Inammissibilità ricorso per cassazione: la chiarezza è un dovere
L’inammissibilità ricorso per cassazione rappresenta un limite invalicabile quando l’atto non rispetta i canoni di specificità e sintesi richiesti dall’ordinamento. La Suprema Corte ha recentemente ribadito che la qualità della difesa non si misura dal numero di pagine, ma dalla precisione delle censure mosse al provvedimento impugnato.
Il caso in esame
Un soggetto condannato ha proposto ricorso contro l’ordinanza del Tribunale di Sorveglianza che aveva rigettato l’istanza per la concessione di misure alternative alla detenzione. Il ricorso si presentava come un’esposizione disordinata e prolissa, mescolando atti di precedenti gradi di giudizio e memorie difensive senza un filo logico coerente.

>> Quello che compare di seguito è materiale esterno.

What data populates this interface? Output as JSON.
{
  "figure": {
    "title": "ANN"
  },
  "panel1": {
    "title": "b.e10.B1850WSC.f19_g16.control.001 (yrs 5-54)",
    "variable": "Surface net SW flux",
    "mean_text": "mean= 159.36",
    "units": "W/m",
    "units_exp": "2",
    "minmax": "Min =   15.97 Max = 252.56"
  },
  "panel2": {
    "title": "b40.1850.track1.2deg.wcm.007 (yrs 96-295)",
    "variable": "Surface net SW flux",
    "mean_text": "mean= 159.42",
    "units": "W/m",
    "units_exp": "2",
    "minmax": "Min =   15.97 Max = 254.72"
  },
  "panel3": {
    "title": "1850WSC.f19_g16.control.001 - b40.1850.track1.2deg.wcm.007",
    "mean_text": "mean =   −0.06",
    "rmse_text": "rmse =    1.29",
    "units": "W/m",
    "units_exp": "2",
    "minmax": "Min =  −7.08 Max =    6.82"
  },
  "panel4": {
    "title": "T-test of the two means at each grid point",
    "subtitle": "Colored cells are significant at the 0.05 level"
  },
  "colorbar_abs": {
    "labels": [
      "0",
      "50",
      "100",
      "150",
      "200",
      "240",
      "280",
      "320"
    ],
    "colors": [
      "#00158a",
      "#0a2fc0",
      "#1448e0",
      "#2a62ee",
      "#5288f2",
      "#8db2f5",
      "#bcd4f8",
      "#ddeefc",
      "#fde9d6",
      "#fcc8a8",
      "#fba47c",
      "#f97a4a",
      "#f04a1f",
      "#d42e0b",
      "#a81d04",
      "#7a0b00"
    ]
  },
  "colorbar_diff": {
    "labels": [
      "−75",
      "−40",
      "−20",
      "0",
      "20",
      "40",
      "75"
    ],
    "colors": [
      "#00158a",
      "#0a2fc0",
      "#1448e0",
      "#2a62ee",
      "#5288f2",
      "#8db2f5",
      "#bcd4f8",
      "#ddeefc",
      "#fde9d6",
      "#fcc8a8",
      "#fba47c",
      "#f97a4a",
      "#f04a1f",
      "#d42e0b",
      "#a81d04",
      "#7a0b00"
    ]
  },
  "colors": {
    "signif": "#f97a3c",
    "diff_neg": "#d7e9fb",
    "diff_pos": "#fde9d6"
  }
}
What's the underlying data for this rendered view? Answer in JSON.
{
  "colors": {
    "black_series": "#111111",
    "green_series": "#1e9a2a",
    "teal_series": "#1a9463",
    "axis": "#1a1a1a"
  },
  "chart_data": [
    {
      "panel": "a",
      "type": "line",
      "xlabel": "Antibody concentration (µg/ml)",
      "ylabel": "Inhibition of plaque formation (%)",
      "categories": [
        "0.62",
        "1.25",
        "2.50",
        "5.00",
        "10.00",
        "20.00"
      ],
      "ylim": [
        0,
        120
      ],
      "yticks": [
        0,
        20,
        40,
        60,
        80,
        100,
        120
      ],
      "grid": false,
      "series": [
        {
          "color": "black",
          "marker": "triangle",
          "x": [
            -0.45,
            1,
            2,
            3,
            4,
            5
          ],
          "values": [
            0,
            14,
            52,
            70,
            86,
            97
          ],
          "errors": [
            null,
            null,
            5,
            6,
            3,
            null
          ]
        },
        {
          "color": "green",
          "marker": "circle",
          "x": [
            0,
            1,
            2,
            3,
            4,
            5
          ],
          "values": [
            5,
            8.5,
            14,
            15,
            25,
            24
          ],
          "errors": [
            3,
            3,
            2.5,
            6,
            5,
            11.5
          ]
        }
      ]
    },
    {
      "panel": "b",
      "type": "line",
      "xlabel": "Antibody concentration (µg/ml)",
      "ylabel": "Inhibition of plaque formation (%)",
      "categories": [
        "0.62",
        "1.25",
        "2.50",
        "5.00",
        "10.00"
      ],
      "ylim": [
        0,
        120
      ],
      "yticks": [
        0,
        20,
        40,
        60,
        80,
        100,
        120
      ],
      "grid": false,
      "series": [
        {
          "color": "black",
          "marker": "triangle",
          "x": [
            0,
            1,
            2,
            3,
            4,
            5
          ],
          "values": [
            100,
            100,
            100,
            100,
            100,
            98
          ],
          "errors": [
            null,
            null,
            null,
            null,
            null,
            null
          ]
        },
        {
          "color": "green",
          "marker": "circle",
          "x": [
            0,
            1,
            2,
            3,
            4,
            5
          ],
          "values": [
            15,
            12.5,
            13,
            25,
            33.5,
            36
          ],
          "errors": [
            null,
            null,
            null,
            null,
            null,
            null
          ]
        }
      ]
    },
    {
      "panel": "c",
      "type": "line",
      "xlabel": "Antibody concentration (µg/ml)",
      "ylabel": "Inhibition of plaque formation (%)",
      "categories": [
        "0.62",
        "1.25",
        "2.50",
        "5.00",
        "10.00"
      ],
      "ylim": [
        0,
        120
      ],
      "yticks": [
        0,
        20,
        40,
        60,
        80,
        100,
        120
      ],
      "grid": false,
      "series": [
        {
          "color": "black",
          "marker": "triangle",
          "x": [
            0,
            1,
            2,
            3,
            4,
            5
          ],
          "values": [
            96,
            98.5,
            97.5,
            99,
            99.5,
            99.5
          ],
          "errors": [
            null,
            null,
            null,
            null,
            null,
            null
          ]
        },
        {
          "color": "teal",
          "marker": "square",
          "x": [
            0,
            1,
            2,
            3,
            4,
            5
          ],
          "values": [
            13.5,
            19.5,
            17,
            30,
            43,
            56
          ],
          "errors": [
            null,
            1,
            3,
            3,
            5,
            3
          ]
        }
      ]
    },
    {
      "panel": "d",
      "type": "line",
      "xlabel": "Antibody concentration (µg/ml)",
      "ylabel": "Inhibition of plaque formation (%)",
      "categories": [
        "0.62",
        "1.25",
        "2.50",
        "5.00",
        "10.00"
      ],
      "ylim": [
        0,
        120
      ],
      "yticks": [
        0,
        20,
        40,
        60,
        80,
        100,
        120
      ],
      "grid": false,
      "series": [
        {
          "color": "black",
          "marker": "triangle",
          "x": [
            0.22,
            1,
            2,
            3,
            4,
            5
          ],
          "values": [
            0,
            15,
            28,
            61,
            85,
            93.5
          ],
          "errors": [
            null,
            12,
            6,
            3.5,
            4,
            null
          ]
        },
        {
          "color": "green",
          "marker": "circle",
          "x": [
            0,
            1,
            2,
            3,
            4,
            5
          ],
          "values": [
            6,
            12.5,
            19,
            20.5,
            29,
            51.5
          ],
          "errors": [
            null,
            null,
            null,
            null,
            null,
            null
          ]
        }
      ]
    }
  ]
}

La decisione della Suprema Corte
I giudici di legittimità hanno dichiarato il ricorso inammissibile. La Corte ha rilevato che l’atto fuoriusciva dai canoni di una ragionata censura, rendendo impossibile l’inquadramento delle doglianze nei vizi di legittimità previsti dall’art. 606 c.p.p. Oltre al rigetto, è scattata la condanna al pagamento delle spese processuali e di una somma di tremila euro in favore della Cassa delle Ammende, non essendo emersa l’assenza di colpa nella determinazione della causa di inammissibilità.
Le motivazioni
La Corte ha chiarito che è inammissibile il ricorso che si sviluppi mediante un’esposizione generica e caotica. Tale modalità espositiva impedisce un ordinato inquadramento delle ragioni di doglianza nella griglia dei vizi deducibili. Nel caso specifico, il ricorrente ha tentato di contestare la penale responsabilità e la qualificazione giuridica dei reati, ignorando che tali aspetti sono ormai coperti da cosa giudicata e non possono essere rimessi in discussione durante la fase di esecuzione o di sorveglianza. La mancanza di specificità e la confusione tra le fasi processuali rendono l’impugnazione priva di pregio giuridico.
Le conclusioni
La sentenza evidenzia l’importanza della tecnica redazionale nel processo penale di legittimità. Un ricorso deve essere mirato e deve confrontarsi direttamente con le motivazioni del provvedimento impugnato. L’utilizzo di atti sovrabbondanti o la riproposizione di questioni già decise definitivamente non solo conduce all’inammissibilità, ma espone il ricorrente a pesanti sanzioni pecuniarie. La funzione della Cassazione è il controllo sulla corretta applicazione della legge, compito che richiede atti chiari, sintetici e tecnicamente ineccepibili.
Cosa rende un ricorso per cassazione inammissibile per genericità?
Un ricorso è inammissibile quando l’esposizione è caotica e non permette di identificare chiaramente gli errori di legge attribuiti al giudice di merito.
Si possono contestare sentenze definitive in fase di sorveglianza?
No, i fatti accertati con sentenza passata in giudicato non possono essere riconsiderati durante la richiesta di misure alternative alla detenzione.
Quali sono i costi di un ricorso dichiarato inammissibile?
Il ricorrente è tenuto al pagamento delle spese del procedimento e di una sanzione pecuniaria, solitamente tra i mille e i tremila euro, a favore della Cassa delle Ammende.